Nesses tempos de isolamento, distanciamento, onde os encontros são marcados pela dúvida; “abraço, ou não? Aperto a mão, ou não? Beijo, ou não”; quando os gestos, toques, ficam restritos, quando a espontaneidade é mascarada, como os rostos, falamos muito com o olhar, carinho, mesmo no silêncio.
Toda noite, quando faço o Exame do Dia, minha prece silenciosa vê desfilar o rosto de pessoas que moram nos meus afetos. Até o desconhecido que cruzou meu caminho e, por um acaso qualquer, me inundou de sentimentos. Rezo por elas e com elas. Mesmo na distância, meu coração continua em sintonia, em especial com aqueles e aquelas que fazem a travessia de alguma dor. Eles e elas sabem quem são. Ou não…
A dor é, para mim, um mistério. Desde menino tenho lembranças de momentos de dor. No meu caso, as alegrias foram muito maiores, mas a dor é uma ferida que, mesmo cicatrizada, de vez em quando insiste em sangrar.
Movido, o Espírito me pergunta: qual é, hoje, a idade da sua dor, Eduardo?
Explico.
Há dores infantis, aquelas que vem com a insegurança diante do desconhecido, as que estão na fronteira entre a novidade e o susto. O parto é um bom exemplo. Assim, num de repente, a tranquilidade amniótica é roubada, aperta daqui, puxa dali, luzes, sons, braços agitados em busca de um ninho que parece ter sido perdido para sempre.
Não. Logo virão colo, carinho e a dor passará.
Dores adolescentes costumam vir acompanhadas de revolta, palavras, gestos e reações intempestivas que, explosivas, não medem consequências. Podem machucar e deixar sequelas difíceis da vida curar.
A juventude da dor é enfrentada com a atrevida certeza de que se é indestrutível. “Não vem que não tem. Comigo ninguém pode”!
Pode…
É uma descoberta dolorosa perceber que a dor conhece nossas fraquezas e é lá que ela nos atinge e, dolorosamente, dói.
Chegamos à maturidade e a dor está lá, fiel e paciente, a nos esperar.
A necessidade de garantir sustento para si e para outros, os desafios do trabalho, do amor, as perdas, decepções, os fracassos. Marido, esposa, filhos, amigos, agregados, patrões e empregados, o desafio imenso do con-viver. Assim como mistérios, dores “não hão de faltar por aí”…
Mas, na maturidade, já aprendemos (ou deveríamos ter aprendido) que, exceto o motorista e o trocador, tudo é passageiro. Até a dor.
Chegamos, enfim, à última idade. Alguns dizem que é a melhor. Há controvérsias…

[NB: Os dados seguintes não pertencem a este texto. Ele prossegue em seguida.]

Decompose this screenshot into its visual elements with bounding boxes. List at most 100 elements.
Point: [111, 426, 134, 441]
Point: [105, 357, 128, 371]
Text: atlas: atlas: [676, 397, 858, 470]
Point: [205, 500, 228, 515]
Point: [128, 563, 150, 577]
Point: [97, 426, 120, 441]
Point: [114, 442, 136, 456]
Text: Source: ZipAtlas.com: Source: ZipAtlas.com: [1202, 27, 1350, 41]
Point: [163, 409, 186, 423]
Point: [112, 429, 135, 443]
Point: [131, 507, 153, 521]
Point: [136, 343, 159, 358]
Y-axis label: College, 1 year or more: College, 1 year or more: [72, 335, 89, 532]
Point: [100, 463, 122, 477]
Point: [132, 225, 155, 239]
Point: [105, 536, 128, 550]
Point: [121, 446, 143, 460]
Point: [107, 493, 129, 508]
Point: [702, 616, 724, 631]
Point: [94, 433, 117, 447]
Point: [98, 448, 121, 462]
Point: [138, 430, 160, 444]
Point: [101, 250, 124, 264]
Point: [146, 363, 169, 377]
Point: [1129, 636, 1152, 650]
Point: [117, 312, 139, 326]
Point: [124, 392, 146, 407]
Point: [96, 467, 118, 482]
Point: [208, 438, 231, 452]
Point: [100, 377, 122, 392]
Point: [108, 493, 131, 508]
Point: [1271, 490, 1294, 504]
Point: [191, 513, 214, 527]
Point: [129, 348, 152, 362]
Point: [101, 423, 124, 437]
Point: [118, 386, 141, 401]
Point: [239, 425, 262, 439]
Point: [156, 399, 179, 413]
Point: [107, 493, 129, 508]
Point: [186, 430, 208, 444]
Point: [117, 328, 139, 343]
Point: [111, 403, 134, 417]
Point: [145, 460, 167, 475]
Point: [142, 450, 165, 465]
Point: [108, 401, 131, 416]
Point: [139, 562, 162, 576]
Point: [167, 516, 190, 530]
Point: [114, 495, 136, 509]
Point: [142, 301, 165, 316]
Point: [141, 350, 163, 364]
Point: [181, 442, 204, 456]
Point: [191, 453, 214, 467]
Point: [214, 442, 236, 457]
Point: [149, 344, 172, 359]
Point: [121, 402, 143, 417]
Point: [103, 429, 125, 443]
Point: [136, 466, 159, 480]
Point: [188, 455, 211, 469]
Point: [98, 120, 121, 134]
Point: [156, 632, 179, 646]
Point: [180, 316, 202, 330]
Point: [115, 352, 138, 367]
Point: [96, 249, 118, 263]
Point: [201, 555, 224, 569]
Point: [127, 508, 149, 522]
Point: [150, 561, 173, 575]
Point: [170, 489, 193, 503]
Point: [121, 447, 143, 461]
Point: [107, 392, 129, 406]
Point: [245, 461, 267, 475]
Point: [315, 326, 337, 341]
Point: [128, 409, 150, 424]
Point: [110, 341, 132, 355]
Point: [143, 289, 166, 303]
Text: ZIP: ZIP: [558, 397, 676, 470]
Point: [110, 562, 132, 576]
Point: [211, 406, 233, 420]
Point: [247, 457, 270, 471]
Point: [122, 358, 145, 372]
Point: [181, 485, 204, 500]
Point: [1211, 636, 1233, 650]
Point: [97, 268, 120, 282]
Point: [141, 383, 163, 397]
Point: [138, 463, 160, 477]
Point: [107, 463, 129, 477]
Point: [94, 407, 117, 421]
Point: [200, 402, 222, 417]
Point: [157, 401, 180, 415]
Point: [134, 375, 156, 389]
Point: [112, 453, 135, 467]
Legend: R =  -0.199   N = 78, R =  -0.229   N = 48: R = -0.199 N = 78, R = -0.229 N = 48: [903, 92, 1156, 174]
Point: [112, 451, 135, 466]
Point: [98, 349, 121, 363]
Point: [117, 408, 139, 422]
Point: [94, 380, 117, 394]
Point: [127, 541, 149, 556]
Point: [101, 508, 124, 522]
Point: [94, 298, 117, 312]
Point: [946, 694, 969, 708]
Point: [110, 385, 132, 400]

Minha caixinha de remédios leva ao exercício diário da humildade. O que era força, vigor, agora é fragilidade. E prece. Vestir uma bermuda sem se apoiar em algo ou alguém é esporte radical de alto risco.
O day after dos prazeres da mesa, mostra que uma boa digestão já não é mais uma certeza. Aqueles passos, lépidos, desenvoltos, cobram seu preço que se manifesta no certeiro dedo do médico que pergunta: “dói aqui”?
– Vai faltar dedo, doutor…
Exagero, mas nem tanto. Que o diga meu infartado coração.
Mas, para além das dores físicas, a dor maior de todas, em qualquer idade ou lugar, é a solidão…
Fomos criados para o encontro, a relação, o convívio. O outro traz o que me falta; o olhar diferente, o conhecimento ampliado, o sentimento afetado, aguçado.
O ser humano não quer solidão. O solidário, então…
Volto ao início desta crônica…
Em mim mora o desejo do outro.
Hoje à noite, vou rezar com meus queridos. Talvez você, que lê este texto, esteja lá e nem saiba. Não importa. Minha prece chegará aonde deve chegar.
Não sei o que vou dizer na minha oração, não há ensaio possível para essas palavras. Frases feitas, nessas horas, soam inúteis, vazias. Talvez eu reze a modo de Renato Teixeira, em Romaria: “Como eu não sei rezar, só queria mostrar meu olhar…”
Por hora, ao longo do dia, vou estocando ternura no meu olhar. Ver tudo e todos com os olhos de Deus.
Então, no silêncio da noite, suavemente, virá a certeza de que a resposta ao poeta que perguntava: “pra quê rimar amor e dor”, sempre será: porque Esperança é outro nome do Amor.
Por falar nisso, “qual é a idade do seu amor?…
Eduardo Machado
Educador, Escritor, apaixonado pelo ser humano, um católico que tenta, cada dia mais, tornar-se cristão.